Each call returns dependent data that is a function of independent parameter time:
vap+dat:
http://cdaweb.gsfc.nasa.gov/istp_public/data/voyager/voyager1/plasma/sedr/v1_sedr_1977.asc?time=field0&column=field7&timeFormat=$Y+$j+$H+$M+$S
vap+dat:http://cdaweb.gsfc.nasa.gov/istp_public/data/voyager/voyager1/plasma/sedr/v1_sedr_1978.asc?time=field0&column=field7&timeFormat=$Y+$j+$H+$M+$S
Clearly, the two datasets are appended.
vap+dat:http://cdaweb.gsfc.nasa.gov/istp_public/data/voyager/voyager1/plasma/sedr/v1_sedr_$Y.asc?column=field9&depend0=field8
X data is combined, Y data is combined.
What got me thinking about this was I was surprised when aggregating image files, that the result was not a failure, but instead it started stacking the images side-by-side. That must be a side-effect of other code, and it's not an entirely undesirable result. However what I was hoping to add was logic that would add a dimension in this case, so if each granule returned
image[x;y;r,g,b]
then the aggregation would be
image[i;x;y;r,g,b]
and then I could slice on dim0 to quickly scan through the images and get slices of a pixel value over time.

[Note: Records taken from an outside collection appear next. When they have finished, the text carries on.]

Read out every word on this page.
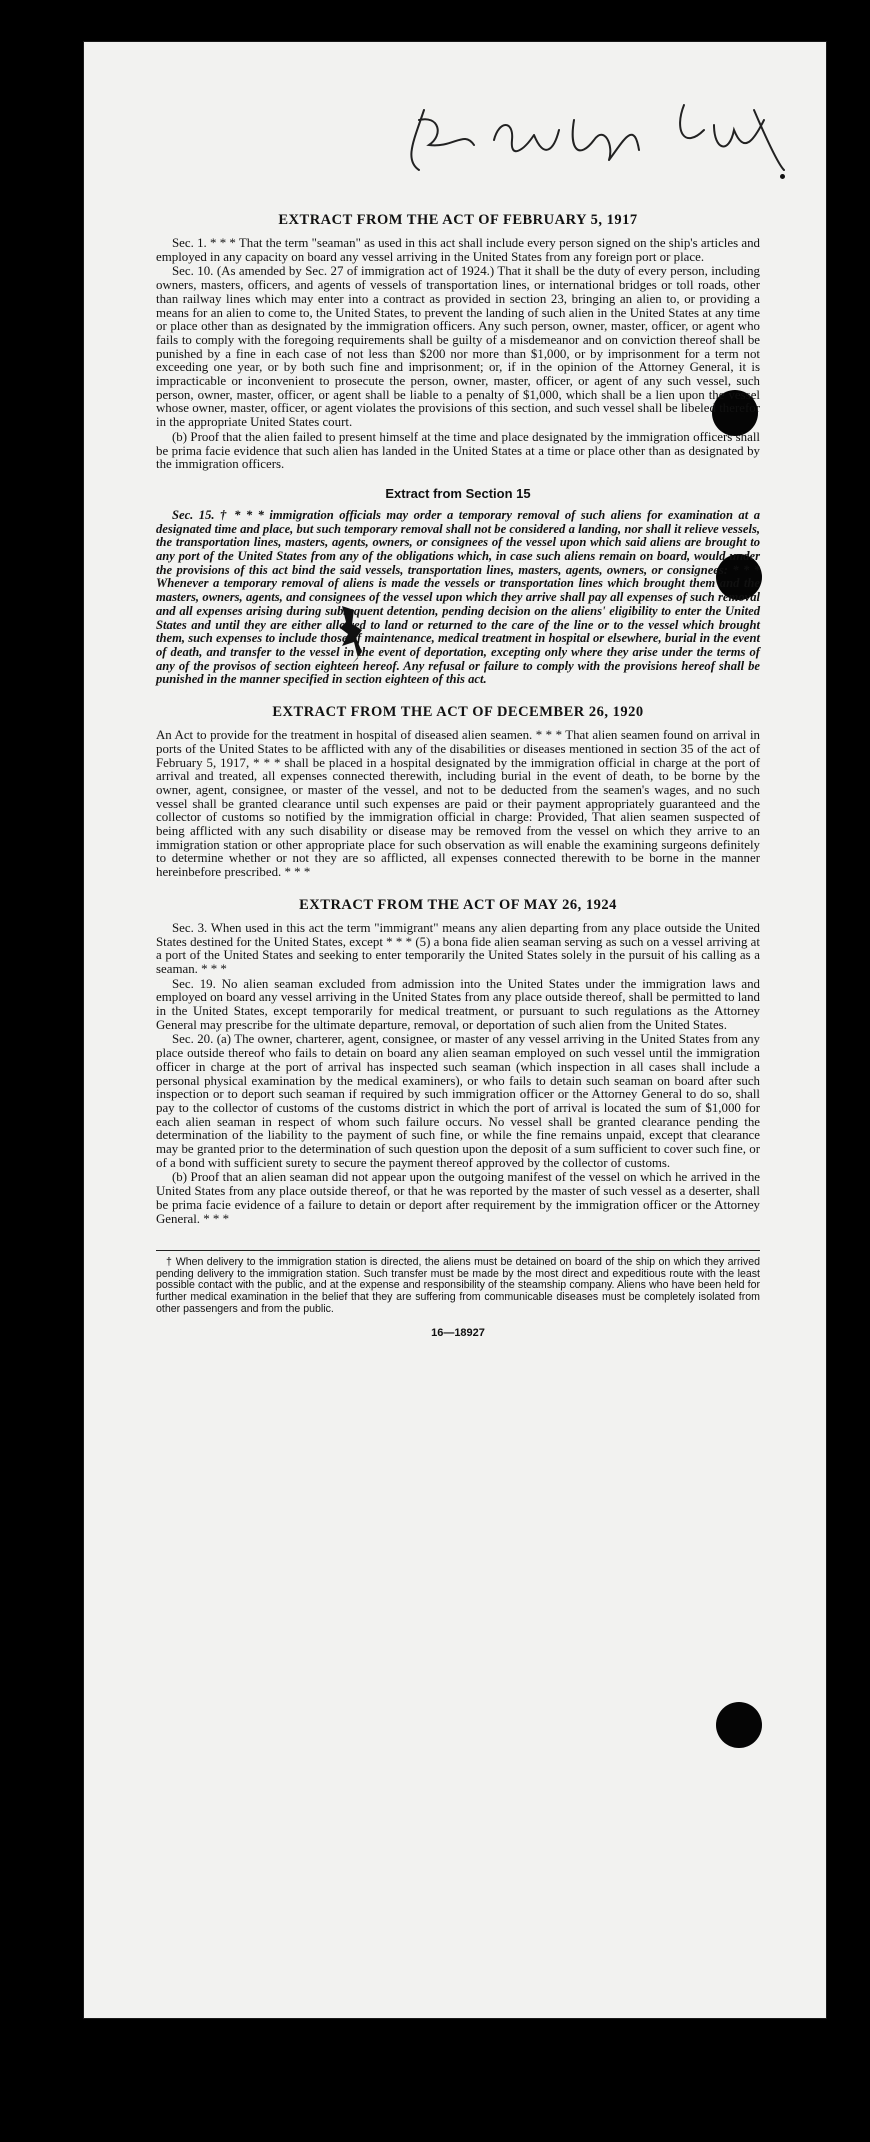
EXTRACT FROM THE ACT OF FEBRUARY 5, 1917

Sec. 1. * * * That the term "seaman" as used in this act shall include every person signed on the ship's articles and employed in any capacity on board any vessel arriving in the United States from any foreign port or place.

Sec. 10. (As amended by Sec. 27 of immigration act of 1924.) That it shall be the duty of every person, including owners, masters, officers, and agents of vessels of transportation lines, or international bridges or toll roads, other than railway lines which may enter into a contract as provided in section 23, bringing an alien to, or providing a means for an alien to come to, the United States, to prevent the landing of such alien in the United States at any time or place other than as designated by the immigration officers. Any such person, owner, master, officer, or agent who fails to comply with the foregoing requirements shall be guilty of a misdemeanor and on conviction thereof shall be punished by a fine in each case of not less than $200 nor more than $1,000, or by imprisonment for a term not exceeding one year, or by both such fine and imprisonment; or, if in the opinion of the Attorney General, it is impracticable or inconvenient to prosecute the person, owner, master, officer, or agent of any such vessel, such person, owner, master, officer, or agent shall be liable to a penalty of $1,000, which shall be a lien upon the vessel whose owner, master, officer, or agent violates the provisions of this section, and such vessel shall be libeled therefor in the appropriate United States court.

(b) Proof that the alien failed to present himself at the time and place designated by the immigration officers shall be prima facie evidence that such alien has landed in the United States at a time or place other than as designated by the immigration officers.

Extract from Section 15

Sec. 15. † * * * immigration officials may order a temporary removal of such aliens for examination at a designated time and place, but such temporary removal shall not be considered a landing, nor shall it relieve vessels, the transportation lines, masters, agents, owners, or consignees of the vessel upon which said aliens are brought to any port of the United States from any of the obligations which, in case such aliens remain on board, would under the provisions of this act bind the said vessels, transportation lines, masters, agents, owners, or consignees: * * * Whenever a temporary removal of aliens is made the vessels or transportation lines which brought them and the masters, owners, agents, and consignees of the vessel upon which they arrive shall pay all expenses of such removal and all expenses arising during subsequent detention, pending decision on the aliens' eligibility to enter the United States and until they are either allowed to land or returned to the care of the line or to the vessel which brought them, such expenses to include those of maintenance, medical treatment in hospital or elsewhere, burial in the event of death, and transfer to the vessel in the event of deportation, excepting only where they arise under the terms of any of the provisos of section eighteen hereof. Any refusal or failure to comply with the provisions hereof shall be punished in the manner specified in section eighteen of this act.

EXTRACT FROM THE ACT OF DECEMBER 26, 1920

An Act to provide for the treatment in hospital of diseased alien seamen. * * * That alien seamen found on arrival in ports of the United States to be afflicted with any of the disabilities or diseases mentioned in section 35 of the act of February 5, 1917, * * * shall be placed in a hospital designated by the immigration official in charge at the port of arrival and treated, all expenses connected therewith, including burial in the event of death, to be borne by the owner, agent, consignee, or master of the vessel, and not to be deducted from the seamen's wages, and no such vessel shall be granted clearance until such expenses are paid or their payment appropriately guaranteed and the collector of customs so notified by the immigration official in charge: Provided, That alien seamen suspected of being afflicted with any such disability or disease may be removed from the vessel on which they arrive to an immigration station or other appropriate place for such observation as will enable the examining surgeons definitely to determine whether or not they are so afflicted, all expenses connected therewith to be borne in the manner hereinbefore prescribed. * * *

EXTRACT FROM THE ACT OF MAY 26, 1924

Sec. 3. When used in this act the term "immigrant" means any alien departing from any place outside the United States destined for the United States, except * * * (5) a bona fide alien seaman serving as such on a vessel arriving at a port of the United States and seeking to enter temporarily the United States solely in the pursuit of his calling as a seaman. * * *

Sec. 19. No alien seaman excluded from admission into the United States under the immigration laws and employed on board any vessel arriving in the United States from any place outside thereof, shall be permitted to land in the United States, except temporarily for medical treatment, or pursuant to such regulations as the Attorney General may prescribe for the ultimate departure, removal, or deportation of such alien from the United States.

Sec. 20. (a) The owner, charterer, agent, consignee, or master of any vessel arriving in the United States from any place outside thereof who fails to detain on board any alien seaman employed on such vessel until the immigration officer in charge at the port of arrival has inspected such seaman (which inspection in all cases shall include a personal physical examination by the medical examiners), or who fails to detain such seaman on board after such inspection or to deport such seaman if required by such immigration officer or the Attorney General to do so, shall pay to the collector of customs of the customs district in which the port of arrival is located the sum of $1,000 for each alien seaman in respect of whom such failure occurs. No vessel shall be granted clearance pending the determination of the liability to the payment of such fine, or while the fine remains unpaid, except that clearance may be granted prior to the determination of such question upon the deposit of a sum sufficient to cover such fine, or of a bond with sufficient surety to secure the payment thereof approved by the collector of customs.

(b) Proof that an alien seaman did not appear upon the outgoing manifest of the vessel on which he arrived in the United States from any place outside thereof, or that he was reported by the master of such vessel as a deserter, shall be prima facie evidence of a failure to detain or deport after requirement by the immigration officer or the Attorney General. * * *

† When delivery to the immigration station is directed, the aliens must be detained on board of the ship on which they arrived pending delivery to the immigration station. Such transfer must be made by the most direct and expeditious route with the least possible contact with the public, and at the expense and responsibility of the steamship company. Aliens who have been held for further medical examination in the belief that they are suffering from communicable diseases must be completely isolated from other passengers and from the public.

16—18927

See http://jfaden.net/~jbf/camE/2016/08/26/$Y$m$dT$H$M$x.jpg?channel=greyscale&timerange=2016-08-26
Another case is where each file contains one measurement.
Slicing adds the property CONTEXT_0, so aggregation should be able to form a DEPEND_0 by forming a dataset from the CONTEXT_0 properties.